Mohamed Kheznadji, l’un des maîtres incontestés de l’art andalou en Algérie, est décédé récemment, privant le pays d’une figure majeure de sa culture musicale et patrimoniale. Sa contribution à la sauvegarde et à la diffusion de cet art ancestral était largement reconnue.
Originaire d’Algérie, Mohamed Kheznadji s’est engagé dès son plus jeune âge dans l’univers de la musique andalouse, un genre musical qui tire ses racines des traditions andalouses médiévales importées en Afrique du Nord après l’exil des Maures. Ce style, caractérisé par ses modes mélodiques (maqams), ses textes poétiques et ses instruments spécifiques, est un pilier de la culture algérienne, notamment à Alger, Constantine et Tlemcen.

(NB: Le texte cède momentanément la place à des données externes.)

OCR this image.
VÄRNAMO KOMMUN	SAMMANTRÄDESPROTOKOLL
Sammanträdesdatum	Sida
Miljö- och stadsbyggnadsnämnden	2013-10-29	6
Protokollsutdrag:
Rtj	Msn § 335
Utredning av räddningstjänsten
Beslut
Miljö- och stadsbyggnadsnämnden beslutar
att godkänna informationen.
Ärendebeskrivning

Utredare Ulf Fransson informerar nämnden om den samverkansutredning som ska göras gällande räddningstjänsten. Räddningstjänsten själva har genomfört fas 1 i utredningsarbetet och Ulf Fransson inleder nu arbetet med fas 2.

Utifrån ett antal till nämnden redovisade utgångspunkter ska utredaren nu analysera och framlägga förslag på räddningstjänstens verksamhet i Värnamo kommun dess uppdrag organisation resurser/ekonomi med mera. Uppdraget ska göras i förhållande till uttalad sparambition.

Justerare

Kheznadji a consacré sa vie à l’interprétation et à l’enseignement de cette musique raffinée. Il a non seulement enrichi ce patrimoine, mais aussi œuvré à sa transmission aux nouvelles générations, s’inscrivant dans un mouvement plus large de valorisation de la richesse culturelle algérienne.
BON À SAVOIR
Histoire de l'Algérie. Pour les différentes significations de l'expression « Algérie française », voir Algérie française (expression). Algérie française
Son décès représente une perte lourde pour la communauté artistique et culturelle d’Algérie. L’art andalou, fortement ancré dans l’histoire maghrébine depuis plusieurs siècles, est un vecteur d’identité profondément attaché aux traces de la présence arabe et andalouse en Afrique du Nord. Préserver ce legs musical, c’est aussi préserver la mémoire historique et la diversité culturelle du continent africain.
Selon le média africanews.dz, Mohamed Kheznadji était considéré comme un véritable pilier de cet art, reconnu pour son expertise et son engagement.
L’art andalou en Algérie s’inscrit dans une tradition pluriséculaire née du brassage culturel entre l’Espagne musulmane et les terres nord-africaines. Ce patrimoine s’est enrichi au fil des siècles par la musique, la littérature et d’autres formes artistiques. Algérie, notamment les villes d’Alger et de Constantine, a conservé un riche héritage andalou qui fait partie intégrante de son identité culturelle actuelle.
Dans ce contexte, des artistes comme Mohamed Kheznadji jouent un rôle fondamental dans la pérennisation de ces traditions, souvent menacées par la modernité et la mondialisation.
La disparition de Mohamed Kheznadji invite à une réflexion plus globale sur la nécessité d’investir dans la sauvegarde et la promotion des arts traditionnels, vecteurs indispensables de la mémoire collective et de la cohésion sociale en Afrique. La musique andalouse, comme d’autres formes culturelles anciennes, mérite un soutien accru afin d’assurer sa survie et son rayonnement auprès des publics jeunes et internationaux.
À travers le parcours de Mohamed Kheznadji, c’est tout un pan de la richesse culturelle algérienne qui se révèle, et son legs artistique demeure une source d’inspiration pour les artistes et amateurs d’art andalou.